Hamdolsun kafamıza sinek konmadı. Heykel-büst meselesinde başka milletlere nazaran aç ve açıkta gariban kalmadık. Çünkü heykelden yana Anadolu coğrafyası gayet münbit(!). Yoksa Sayın Belediye Reisi garip kaldığımızı düşünmüş olacak ki: ‘’Kemalistlerin heykelleri var, bizim de olmasın mı?’’ demiş, bizi de yerli ve milli heykellerle bu yüzden mi buluşturmuş? Ya da milletin fiili olmasa da fikri olarak ayrılmış olduğunu fark ettiklerinden, bazılarının heykel seanslarına Anadolulunun ekserisinin itibar etmeyip, içten içe bilendiğini bildiklerinden, bizi de heykel ritüellerine katmak, hiç değilse saygı duymamızı sağlamak için:

“-Artık sizin de sizden olan büstünüz var.” mı demiş, siyasi üstümüz?

İşlenen kazuratı görüp hüsnü zan edip sadece fikirsizlik cephesinden değerlendirdiğimiz için ayının, dostunun kafasındaki sineği öldürmesi örneğini verdik.
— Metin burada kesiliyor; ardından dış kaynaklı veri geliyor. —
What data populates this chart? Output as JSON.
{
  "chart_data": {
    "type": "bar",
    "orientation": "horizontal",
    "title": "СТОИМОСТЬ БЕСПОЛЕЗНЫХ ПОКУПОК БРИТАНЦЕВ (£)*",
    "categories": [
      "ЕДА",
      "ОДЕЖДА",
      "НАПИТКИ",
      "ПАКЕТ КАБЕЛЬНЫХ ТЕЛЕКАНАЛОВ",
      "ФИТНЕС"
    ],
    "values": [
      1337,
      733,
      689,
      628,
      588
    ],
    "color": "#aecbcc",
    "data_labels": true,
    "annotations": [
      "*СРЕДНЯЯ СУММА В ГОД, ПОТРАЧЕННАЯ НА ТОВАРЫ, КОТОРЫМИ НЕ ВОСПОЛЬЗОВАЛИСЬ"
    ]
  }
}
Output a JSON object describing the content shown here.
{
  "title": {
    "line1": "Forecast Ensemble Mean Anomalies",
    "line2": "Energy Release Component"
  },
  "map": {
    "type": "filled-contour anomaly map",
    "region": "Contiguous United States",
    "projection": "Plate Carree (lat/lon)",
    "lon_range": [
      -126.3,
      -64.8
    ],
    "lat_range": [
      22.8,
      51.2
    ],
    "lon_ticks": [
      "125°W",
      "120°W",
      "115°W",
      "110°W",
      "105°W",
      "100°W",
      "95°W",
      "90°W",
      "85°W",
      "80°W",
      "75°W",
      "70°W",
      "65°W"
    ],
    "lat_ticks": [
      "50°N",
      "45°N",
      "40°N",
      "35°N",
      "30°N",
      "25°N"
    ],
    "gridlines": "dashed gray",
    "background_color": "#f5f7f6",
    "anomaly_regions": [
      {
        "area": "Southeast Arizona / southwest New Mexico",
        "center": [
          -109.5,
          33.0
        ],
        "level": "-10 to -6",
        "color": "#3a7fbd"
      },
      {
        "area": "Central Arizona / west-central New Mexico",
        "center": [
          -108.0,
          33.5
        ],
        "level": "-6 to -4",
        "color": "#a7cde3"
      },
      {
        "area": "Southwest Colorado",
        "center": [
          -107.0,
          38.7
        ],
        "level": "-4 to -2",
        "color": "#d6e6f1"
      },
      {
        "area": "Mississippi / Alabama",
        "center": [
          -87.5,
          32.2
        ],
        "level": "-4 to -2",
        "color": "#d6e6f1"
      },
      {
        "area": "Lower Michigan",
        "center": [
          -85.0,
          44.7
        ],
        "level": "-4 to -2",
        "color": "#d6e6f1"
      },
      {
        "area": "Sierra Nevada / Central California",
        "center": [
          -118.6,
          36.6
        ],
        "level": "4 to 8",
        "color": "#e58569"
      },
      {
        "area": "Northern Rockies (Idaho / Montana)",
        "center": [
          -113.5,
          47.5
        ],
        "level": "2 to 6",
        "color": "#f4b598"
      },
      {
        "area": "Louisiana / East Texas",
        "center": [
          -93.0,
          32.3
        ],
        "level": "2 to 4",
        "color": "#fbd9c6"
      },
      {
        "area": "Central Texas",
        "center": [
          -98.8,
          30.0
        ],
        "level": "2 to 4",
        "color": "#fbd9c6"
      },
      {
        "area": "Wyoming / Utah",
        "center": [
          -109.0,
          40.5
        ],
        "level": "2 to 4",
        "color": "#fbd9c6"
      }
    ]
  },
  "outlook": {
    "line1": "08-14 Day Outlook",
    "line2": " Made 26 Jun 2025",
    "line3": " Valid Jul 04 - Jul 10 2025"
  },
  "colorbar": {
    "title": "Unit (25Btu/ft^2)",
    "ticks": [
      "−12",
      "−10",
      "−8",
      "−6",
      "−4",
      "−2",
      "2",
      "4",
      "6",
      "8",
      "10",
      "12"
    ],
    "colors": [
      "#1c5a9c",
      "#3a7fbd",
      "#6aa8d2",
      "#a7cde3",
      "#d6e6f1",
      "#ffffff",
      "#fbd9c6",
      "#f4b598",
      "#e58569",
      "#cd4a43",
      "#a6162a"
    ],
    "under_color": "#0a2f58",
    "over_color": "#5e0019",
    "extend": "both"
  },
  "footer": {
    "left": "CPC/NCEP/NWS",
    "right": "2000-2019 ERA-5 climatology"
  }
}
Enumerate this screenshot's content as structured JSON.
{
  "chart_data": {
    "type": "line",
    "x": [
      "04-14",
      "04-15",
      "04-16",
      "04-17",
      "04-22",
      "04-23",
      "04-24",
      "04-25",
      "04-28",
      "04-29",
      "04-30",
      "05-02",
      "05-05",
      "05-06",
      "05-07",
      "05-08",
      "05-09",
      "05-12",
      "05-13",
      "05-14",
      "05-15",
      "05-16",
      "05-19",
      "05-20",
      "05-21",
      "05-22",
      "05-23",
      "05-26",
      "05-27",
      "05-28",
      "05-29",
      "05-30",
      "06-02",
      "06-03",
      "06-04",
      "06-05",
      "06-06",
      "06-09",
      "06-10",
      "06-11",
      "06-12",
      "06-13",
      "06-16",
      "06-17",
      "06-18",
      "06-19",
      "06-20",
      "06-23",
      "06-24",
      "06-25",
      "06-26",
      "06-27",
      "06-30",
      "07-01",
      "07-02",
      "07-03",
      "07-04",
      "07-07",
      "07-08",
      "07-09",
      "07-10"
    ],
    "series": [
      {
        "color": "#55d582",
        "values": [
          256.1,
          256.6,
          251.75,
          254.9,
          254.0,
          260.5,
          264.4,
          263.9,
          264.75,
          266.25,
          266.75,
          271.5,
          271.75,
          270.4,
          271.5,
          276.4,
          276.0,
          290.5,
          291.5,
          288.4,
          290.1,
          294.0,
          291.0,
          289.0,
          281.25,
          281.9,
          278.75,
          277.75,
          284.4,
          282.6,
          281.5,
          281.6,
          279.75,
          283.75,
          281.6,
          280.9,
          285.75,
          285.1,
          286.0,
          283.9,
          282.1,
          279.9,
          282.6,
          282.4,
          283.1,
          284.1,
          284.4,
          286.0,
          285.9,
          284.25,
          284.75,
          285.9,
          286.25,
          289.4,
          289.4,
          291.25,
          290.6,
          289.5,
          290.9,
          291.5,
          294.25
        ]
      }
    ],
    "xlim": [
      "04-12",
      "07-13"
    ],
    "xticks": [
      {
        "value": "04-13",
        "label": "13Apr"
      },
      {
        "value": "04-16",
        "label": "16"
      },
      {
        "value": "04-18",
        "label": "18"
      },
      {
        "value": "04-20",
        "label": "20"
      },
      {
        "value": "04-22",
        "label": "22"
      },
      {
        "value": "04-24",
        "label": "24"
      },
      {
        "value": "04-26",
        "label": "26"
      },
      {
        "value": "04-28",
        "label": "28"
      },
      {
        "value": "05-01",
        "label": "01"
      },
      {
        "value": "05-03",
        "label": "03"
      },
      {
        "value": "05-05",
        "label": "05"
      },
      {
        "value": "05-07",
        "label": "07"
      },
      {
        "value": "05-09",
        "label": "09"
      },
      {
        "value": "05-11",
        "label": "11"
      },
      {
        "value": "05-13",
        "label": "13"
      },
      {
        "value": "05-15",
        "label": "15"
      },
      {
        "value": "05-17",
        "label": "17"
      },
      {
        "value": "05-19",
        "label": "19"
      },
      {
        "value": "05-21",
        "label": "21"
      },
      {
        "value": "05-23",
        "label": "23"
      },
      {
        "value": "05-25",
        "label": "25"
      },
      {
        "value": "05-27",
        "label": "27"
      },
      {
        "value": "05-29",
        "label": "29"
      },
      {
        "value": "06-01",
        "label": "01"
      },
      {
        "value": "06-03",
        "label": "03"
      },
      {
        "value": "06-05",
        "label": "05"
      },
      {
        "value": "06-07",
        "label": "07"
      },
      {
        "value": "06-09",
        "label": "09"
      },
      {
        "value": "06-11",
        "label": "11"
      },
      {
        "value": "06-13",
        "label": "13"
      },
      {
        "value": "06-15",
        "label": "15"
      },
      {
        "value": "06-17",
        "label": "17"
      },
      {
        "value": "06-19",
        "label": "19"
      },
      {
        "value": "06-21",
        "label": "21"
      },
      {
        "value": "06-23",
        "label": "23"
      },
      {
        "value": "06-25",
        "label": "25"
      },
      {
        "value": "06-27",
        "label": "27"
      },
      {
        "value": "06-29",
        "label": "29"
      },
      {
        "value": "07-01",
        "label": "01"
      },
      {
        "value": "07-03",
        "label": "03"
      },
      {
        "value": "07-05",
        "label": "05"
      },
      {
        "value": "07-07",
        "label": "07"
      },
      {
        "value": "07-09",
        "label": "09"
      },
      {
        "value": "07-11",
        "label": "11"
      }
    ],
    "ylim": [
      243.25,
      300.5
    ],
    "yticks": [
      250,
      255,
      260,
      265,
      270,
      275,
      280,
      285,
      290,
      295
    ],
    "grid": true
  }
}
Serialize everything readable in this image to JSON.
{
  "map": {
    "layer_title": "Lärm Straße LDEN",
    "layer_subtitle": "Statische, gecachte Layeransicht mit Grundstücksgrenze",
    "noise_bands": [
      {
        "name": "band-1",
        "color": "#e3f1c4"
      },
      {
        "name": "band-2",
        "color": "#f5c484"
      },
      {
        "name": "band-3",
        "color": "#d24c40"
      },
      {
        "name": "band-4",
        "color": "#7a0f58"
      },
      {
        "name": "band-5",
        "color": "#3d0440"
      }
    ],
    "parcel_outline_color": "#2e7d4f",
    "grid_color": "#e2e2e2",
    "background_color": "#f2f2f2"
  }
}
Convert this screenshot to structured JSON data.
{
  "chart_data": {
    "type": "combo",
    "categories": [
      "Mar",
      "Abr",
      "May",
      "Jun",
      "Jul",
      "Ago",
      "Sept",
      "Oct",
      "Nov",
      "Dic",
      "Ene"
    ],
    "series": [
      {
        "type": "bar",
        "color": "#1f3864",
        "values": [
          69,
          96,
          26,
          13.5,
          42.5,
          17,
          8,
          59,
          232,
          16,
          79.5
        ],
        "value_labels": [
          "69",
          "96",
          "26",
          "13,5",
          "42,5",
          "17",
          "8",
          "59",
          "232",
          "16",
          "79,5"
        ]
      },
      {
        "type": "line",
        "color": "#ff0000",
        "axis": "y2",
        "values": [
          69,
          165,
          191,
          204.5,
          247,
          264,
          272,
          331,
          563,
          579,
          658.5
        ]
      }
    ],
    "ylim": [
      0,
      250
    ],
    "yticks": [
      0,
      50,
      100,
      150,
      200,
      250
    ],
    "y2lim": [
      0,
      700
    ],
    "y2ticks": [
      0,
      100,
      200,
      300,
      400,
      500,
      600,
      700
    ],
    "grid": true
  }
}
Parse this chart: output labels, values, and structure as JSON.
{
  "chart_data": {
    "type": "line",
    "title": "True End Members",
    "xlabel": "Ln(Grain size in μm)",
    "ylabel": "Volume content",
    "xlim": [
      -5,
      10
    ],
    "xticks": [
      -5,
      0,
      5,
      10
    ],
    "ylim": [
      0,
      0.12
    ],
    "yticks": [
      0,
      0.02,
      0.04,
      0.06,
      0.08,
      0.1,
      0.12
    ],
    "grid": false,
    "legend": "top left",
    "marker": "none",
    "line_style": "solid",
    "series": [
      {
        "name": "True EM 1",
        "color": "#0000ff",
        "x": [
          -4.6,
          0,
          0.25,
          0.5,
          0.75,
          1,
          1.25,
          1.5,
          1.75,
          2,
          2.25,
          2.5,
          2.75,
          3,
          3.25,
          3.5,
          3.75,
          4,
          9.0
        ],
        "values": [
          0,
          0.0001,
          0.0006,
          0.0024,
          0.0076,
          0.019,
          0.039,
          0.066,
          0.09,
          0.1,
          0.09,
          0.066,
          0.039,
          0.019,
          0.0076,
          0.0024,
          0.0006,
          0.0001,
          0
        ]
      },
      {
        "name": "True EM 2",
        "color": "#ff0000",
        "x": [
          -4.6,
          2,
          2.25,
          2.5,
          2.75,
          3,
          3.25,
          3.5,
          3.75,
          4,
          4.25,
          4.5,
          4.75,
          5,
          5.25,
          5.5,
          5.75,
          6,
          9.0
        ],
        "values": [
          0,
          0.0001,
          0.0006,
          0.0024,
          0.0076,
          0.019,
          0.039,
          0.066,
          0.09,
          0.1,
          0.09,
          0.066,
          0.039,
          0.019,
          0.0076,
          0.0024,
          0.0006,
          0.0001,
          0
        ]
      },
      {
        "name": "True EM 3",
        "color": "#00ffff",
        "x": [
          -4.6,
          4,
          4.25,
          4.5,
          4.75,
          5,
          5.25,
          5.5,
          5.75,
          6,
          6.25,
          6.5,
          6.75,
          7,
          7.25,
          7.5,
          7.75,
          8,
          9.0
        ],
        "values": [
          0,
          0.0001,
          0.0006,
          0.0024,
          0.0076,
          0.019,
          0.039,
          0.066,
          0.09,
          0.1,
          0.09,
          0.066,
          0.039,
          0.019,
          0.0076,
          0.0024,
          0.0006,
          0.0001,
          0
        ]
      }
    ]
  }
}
Açıklamak gerekirse; Anadolu’daki Müslümanların devlet genelinde cari olan heykeller bütününe hoş bakmadığı malumdur. Sayın Başkanın Anadolu’nun sevdiği şahsiyetlerin heykellerini dikerek onlara heykeli sevici, ses etmeyici bir tavra büründürme riskine sebep olması bizce, sinek yerine insan öldürülen tarafıdır. Hatta biz bu Hilmi Bey’e hüsnü zan etmeden sadece fiiline bakmış olsaydık, başkanın şahsi Twitter hesabından paylaştığı ilk fotoğrafı da göz önünde bulundurarak derdik ki: ‘’Bu işin amacı, Anadolu kıtasında cari ve hareketli bulunan Abdülhamid Han ve Mustafa Kemal severleri fay hatlarının birbirine doğru gidişini ve sonuçta sağlam olan fay hattının diğerini saf dışı bırakışını engellemek yani hak-batıl hesaplaşmasını bilinmedik bir zamana tehir etmek’’ olduğunu söylerdik.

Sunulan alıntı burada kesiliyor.